Retail investors in China are providing plenty of demand for the funds, Fidelity said. There are now $50 billion in ESG assets in China – about double what there was in the beginning of 2021.
And because “ESG” in China also means tethering your fund to China’s political goals, about 15% of the country’s ESG funds are invested in coal. More than 60% own steel companies, who are massive consumers of the country’s coal.
Bradford Cornell, emeritus professor of financial economics at UCLA, told Bloomberg: “People say ESG like we’ve agreed upon what it is — we’ve not. In China, the rules on environmental and social issues are made by the Chinese Communist Party.”
Liu Xiangfeng, whose Beijing-based firm, QuantData, specializes in ESG analysis, added: “A local analyst would consider being a state-owned enterprise a good thing, while their counterpart in Europe might consider it a deal-breaker.

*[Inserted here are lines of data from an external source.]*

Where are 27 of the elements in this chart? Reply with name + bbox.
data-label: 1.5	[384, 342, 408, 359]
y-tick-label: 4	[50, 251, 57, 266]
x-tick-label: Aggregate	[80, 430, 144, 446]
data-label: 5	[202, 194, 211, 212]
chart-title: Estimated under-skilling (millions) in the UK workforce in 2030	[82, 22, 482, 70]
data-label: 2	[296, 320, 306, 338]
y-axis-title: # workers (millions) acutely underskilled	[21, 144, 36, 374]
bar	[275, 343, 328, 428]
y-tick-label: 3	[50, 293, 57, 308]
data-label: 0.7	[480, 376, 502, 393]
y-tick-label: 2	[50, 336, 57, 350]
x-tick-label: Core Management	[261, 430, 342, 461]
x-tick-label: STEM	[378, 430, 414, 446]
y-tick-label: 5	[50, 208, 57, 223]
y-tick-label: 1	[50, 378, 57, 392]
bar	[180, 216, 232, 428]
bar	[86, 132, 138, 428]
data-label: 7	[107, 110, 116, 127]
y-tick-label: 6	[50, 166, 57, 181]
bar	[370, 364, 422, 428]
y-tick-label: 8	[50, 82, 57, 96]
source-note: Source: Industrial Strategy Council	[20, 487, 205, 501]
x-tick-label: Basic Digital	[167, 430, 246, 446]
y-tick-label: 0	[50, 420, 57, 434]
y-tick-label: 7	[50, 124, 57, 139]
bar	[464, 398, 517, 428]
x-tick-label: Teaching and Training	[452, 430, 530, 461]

There is culture and ideology involved.”
The country’s CSI 300 ESG Leaders index includes China Shenhua Energy Co., which gets 78% of its revenue from coal mining, and alcohol company Kweichow Moutai Co.
About 10% of the country’s ESG funds also hold Hangzhou Hikvision Digital Technology Co., which is a company that has already been placed under U.S. trade sanctions due to alleged human rights violations in Xinjiang.
Shirley Xu, head of ESG research at China Asset Management Co., said: “As an asset manager in China, aside from using international ratings as a reference, we must follow China’s current stage of industry development and invest accordingly.”
Boya Wang, an ESG analyst at Morningstar Inc. concluded: “The government is bound to generate its own interpretation of ESG, because they want to make sure it will not conflict with the country’s national economic strategies…social inequality and local unemployment top the agenda.”